40 anni fa più o meno a quest'ora ho avuto paura di morire. Gli avvolgibili tirati giù vibravano di forza tellurica. Sembrava che uno stormo di picchi volesse entrare nel salone dove guardavo il telegiornale. L'esternità dell'apparente impatto inquietava e rasserenava al tempo stesso. Finché tengono le finestre, non ho problemi. All'improvviso le lampadine sospese cominciavano a proiettare luci ondulate sulle pareti, in un veloce turbinio incontrollabili. E il divano cominciava a muoversi (che gli uccelli siano riusciti a entrare e ad imbottire di piume esagitate i cuscini?). Voci sempre più acute attraversavano uno spazio non più terraneo ma liquido. Sussulti dei mobili - lo erano per davvero - si alternavano a grida sconnesse, lacerate, laceranti. Il terremoto. 'O Vesuvio!
Ricordo la notte passata in auto.
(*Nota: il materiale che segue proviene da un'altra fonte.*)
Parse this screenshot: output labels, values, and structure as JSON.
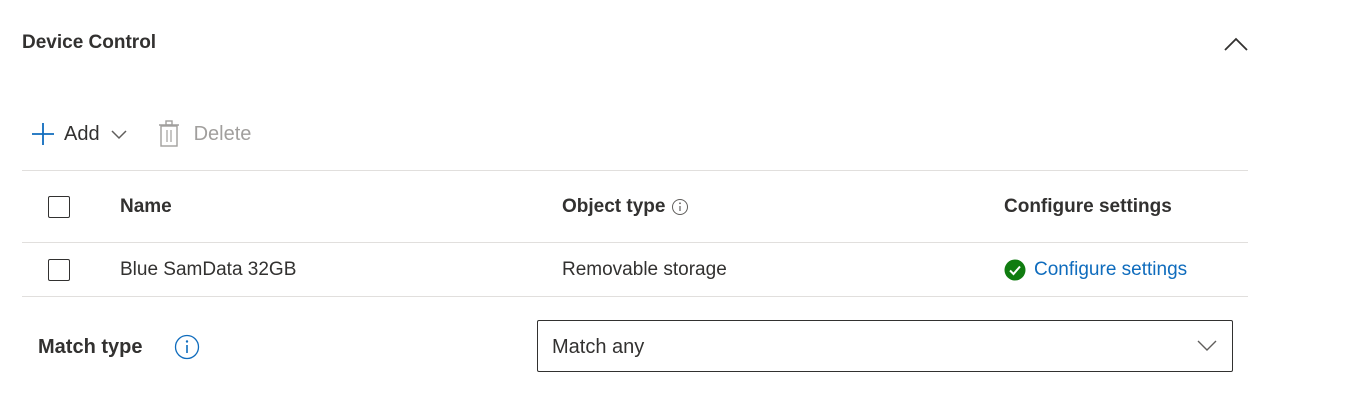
{
  "section": {
    "title": "Device Control"
  },
  "toolbar": {
    "add_label": "Add",
    "delete_label": "Delete"
  },
  "table": {
    "columns": [
      "Name",
      "Object type",
      "Configure settings"
    ],
    "rows": [
      {
        "name": "Blue SamData 32GB",
        "object_type": "Removable storage",
        "configure_link": "Configure settings"
      }
    ]
  },
  "match": {
    "label": "Match type",
    "selected": "Match any"
  },
  "colors": {
    "accent": "#0f6cbd",
    "success": "#107c10",
    "disabled": "#a19f9d",
    "text": "#323130",
    "border": "#e1dfdd"
  },
  "icons": {
    "collapse": "chevron-up-icon",
    "add": "plus-icon",
    "add_menu": "chevron-down-icon",
    "delete": "trash-icon",
    "info": "info-icon",
    "status": "checkmark-circle-icon",
    "select": "chevron-down-icon"
  }
}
La solidarietà e i rigurgiti di religiosità accantonata che si componevano in una catena di sopravvivenza tra i vicini, prima lontani, ed ora pronti a fuggire verso chissàdove in uno slancio irrazionale che doveva essere anche quello degli ercopompeiani, sopraffatti e raggelati in un bollente abbraccio imperituro.
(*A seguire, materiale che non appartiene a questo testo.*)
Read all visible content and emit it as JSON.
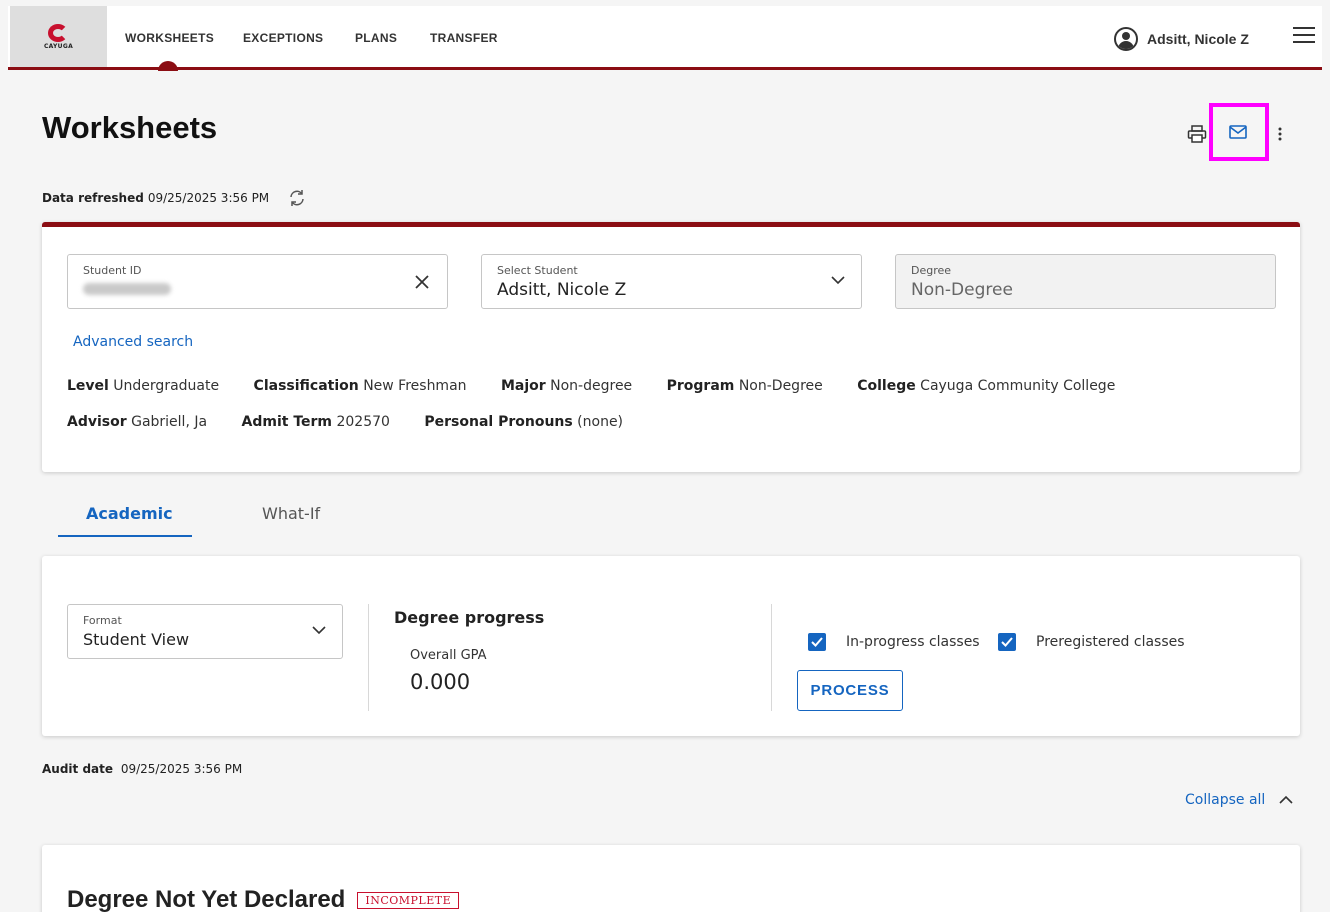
{
  "nav": {
    "logo_text": "CAYUGA",
    "links": [
      "WORKSHEETS",
      "EXCEPTIONS",
      "PLANS",
      "TRANSFER"
    ],
    "user_name": "Adsitt, Nicole Z"
  },
  "header": {
    "title": "Worksheets",
    "refresh_label": "Data refreshed",
    "refresh_time": "09/25/2025 3:56 PM"
  },
  "student": {
    "id_label": "Student ID",
    "select_label": "Select Student",
    "select_value": "Adsitt, Nicole Z",
    "degree_label": "Degree",
    "degree_value": "Non-Degree",
    "advanced_search": "Advanced search",
    "info": [
      {
        "label": "Level",
        "value": "Undergraduate"
      },
      {
        "label": "Classification",
        "value": "New Freshman"
      },
      {
        "label": "Major",
        "value": "Non-degree"
      },
      {
        "label": "Program",
        "value": "Non-Degree"
      },
      {
        "label": "College",
        "value": "Cayuga Community College"
      },
      {
        "label": "Advisor",
        "value": "Gabriell, Ja"
      },
      {
        "label": "Admit Term",
        "value": "202570"
      },
      {
        "label": "Personal Pronouns",
        "value": "(none)"
      }
    ]
  },
  "tabs": [
    {
      "label": "Academic",
      "active": true
    },
    {
      "label": "What-If",
      "active": false
    }
  ],
  "controls": {
    "format_label": "Format",
    "format_value": "Student View",
    "progress_title": "Degree progress",
    "gpa_label": "Overall GPA",
    "gpa_value": "0.000",
    "in_progress_label": "In-progress classes",
    "preregistered_label": "Preregistered classes",
    "process_label": "PROCESS"
  },
  "audit": {
    "label": "Audit date",
    "date": "09/25/2025 3:56 PM",
    "collapse_label": "Collapse all"
  },
  "degree_block": {
    "title": "Degree Not Yet Declared",
    "status": "INCOMPLETE"
  },
  "colors": {
    "brand_red": "#8b0d13",
    "link_blue": "#1565c0",
    "highlight": "#ff00ff"
  }
}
Ricordo i giorni che seguirono. L'ansia costante che non si ripetesse. Non immaginavo che 40 anni dopo (un orizzonte temporale troppo lungo da poter esser visto, di cui non avevo alcun tipo di percezione mentale) ne avrei scritto.
40 anni dopo ho paura di non vivere. In realtà è da 8 anni e mezzo che ho questa sensazione. Ma ne riparleremo tra altri 40 anni.